Il governatore Ramirez condanna gli atti di violenza

Si riporta la traduzione del comunicato diramato dall'Ufficio Stampa del dipartimento Pace e Sicurezza sociale in cui il Governatore Ramirez condanna i violenti attacchi avvenuti nella municipalità di Libertador. Il Venezuela bolivariano non è nuovo ad attacchi organizzati contro strutture pubbliche e non: già qualche anno fa, infatti, la stampa occidentale dava conto delle proteste dei quartieri alti di Caracas bollandole come sommosse "anti regime" e dal forte carattere antichavista. A tal proposito, Mark Weisbrot, corrispondente del 'Guardian' scriveva «I grandi media hanno riferito che i poveri in Venezuela non hanno aderito alle proteste dell’opposizione di destra, ma questo è un eufemismo: non sono solamente i poveri che si astengono – a Caracas, ma sono quasi tutti, eccetto alcune aree come Altamira, dove piccoli gruppi di manifestanti entrano in scontri notturni con le forze di sicurezza, lanciando pietre, bombe incendiarie e gas lacrimogeni». Per ulteriori approfondimenti sugli scontri di due anni fa, cliccare qui

Alexis Ramirez - Governatore dello Stato di Merida
Il governatore dello stato di Merida, Alexis Ramirez, ha condannato e rigettato gli attacchi violenti che si sono verificati nella municipalità di Libertador, in particolare sulla Avenida de Las Americas causati da gruppi a cui è stato dato il ​​compito di danneggiamento della proprietà pubblica e del blocco dei viali.
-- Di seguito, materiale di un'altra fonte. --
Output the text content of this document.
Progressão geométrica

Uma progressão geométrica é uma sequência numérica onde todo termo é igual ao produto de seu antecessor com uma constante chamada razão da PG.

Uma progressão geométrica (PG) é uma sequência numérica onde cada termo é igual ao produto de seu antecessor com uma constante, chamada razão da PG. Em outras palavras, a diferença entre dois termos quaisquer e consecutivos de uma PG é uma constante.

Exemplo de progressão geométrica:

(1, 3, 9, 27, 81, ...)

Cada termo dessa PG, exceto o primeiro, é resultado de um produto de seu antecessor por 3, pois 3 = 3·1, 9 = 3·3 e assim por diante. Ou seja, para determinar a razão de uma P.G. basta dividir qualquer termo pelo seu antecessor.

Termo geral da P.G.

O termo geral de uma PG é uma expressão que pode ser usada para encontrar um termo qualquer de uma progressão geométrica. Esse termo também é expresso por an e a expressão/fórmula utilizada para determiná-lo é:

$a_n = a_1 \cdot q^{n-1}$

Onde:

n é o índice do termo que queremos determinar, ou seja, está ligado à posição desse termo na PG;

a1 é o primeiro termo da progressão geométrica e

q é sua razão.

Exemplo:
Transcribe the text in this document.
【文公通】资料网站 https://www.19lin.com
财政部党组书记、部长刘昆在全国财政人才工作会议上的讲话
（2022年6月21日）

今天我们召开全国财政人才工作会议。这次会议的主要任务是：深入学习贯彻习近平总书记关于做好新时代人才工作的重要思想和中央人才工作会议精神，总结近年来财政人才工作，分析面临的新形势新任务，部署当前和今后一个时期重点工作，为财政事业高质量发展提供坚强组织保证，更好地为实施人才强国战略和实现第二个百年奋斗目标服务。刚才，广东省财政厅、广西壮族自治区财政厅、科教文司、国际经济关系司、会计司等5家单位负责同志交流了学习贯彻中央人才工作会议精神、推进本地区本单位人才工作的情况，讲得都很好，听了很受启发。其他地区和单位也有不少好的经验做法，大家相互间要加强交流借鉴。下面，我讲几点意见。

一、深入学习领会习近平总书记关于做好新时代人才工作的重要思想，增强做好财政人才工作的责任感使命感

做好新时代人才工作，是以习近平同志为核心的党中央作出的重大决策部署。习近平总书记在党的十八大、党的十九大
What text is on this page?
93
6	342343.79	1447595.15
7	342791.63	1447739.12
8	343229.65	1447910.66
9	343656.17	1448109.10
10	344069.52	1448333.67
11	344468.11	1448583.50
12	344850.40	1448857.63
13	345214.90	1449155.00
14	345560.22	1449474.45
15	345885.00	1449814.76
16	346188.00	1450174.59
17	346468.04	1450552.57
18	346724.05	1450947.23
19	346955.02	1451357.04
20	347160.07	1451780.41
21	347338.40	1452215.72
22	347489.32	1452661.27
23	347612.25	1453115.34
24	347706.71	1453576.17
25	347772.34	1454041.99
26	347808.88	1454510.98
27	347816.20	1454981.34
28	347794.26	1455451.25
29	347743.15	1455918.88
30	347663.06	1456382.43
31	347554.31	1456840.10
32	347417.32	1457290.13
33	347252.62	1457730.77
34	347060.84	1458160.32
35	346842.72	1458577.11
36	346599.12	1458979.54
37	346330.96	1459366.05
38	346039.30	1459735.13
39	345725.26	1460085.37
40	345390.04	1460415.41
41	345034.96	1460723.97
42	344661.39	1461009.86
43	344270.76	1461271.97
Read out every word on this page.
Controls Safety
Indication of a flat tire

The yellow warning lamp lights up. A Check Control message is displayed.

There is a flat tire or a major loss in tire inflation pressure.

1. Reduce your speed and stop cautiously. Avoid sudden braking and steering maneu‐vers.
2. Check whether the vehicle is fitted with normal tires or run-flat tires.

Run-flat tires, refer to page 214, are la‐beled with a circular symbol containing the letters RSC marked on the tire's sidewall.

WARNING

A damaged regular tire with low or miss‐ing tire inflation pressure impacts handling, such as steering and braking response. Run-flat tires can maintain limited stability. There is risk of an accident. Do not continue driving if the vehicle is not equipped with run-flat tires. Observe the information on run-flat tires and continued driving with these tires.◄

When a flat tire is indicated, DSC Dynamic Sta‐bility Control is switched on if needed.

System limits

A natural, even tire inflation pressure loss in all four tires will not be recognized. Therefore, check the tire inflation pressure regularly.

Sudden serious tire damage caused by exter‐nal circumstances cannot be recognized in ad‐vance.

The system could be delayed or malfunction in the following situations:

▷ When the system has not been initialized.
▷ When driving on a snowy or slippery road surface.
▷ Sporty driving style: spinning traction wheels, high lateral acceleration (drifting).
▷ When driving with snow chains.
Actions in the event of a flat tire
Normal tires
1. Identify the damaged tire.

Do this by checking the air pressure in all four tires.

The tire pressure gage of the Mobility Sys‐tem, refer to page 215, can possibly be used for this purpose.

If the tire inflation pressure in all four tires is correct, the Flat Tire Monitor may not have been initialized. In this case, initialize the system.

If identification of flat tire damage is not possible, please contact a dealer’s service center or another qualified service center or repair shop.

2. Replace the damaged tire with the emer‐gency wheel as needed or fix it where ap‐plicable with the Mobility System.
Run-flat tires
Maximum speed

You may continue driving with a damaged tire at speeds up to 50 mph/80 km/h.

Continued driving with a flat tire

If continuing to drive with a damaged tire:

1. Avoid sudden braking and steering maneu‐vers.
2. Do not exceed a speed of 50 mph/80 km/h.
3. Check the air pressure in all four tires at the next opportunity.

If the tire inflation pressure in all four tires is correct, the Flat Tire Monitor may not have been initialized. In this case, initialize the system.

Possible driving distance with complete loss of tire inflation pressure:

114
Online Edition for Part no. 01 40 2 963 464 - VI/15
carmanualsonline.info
Ramirez ha sottolineato che condanna le azioni violente contro le persone e le istituzioni venezuelane, compresi i saccheggi che si sono verificati in un negozio del centro della città, sostenendo che questi sono atti di terrorismo sostenuti da parte di soggetti politici. Il presidente regionale ha invitato alla calma e alla pace per evitare ulteriori danni nello stato di Merida. Inoltre, il commissario Alvaro Sanchez, capo della polizia di Merida, ha dichiarato che è importante mantenere calma e lucidità dal momento che non si permetteranno atti di violenza.
 Allo stesso modo anche il colonnello Oscar Aponte Landaeta, capo di gabinetto per la pace e la sicurezza, ha dichiarato che le agenzie di sicurezza rimangono vigili per evitare il disturbo dell'ordine pubblico.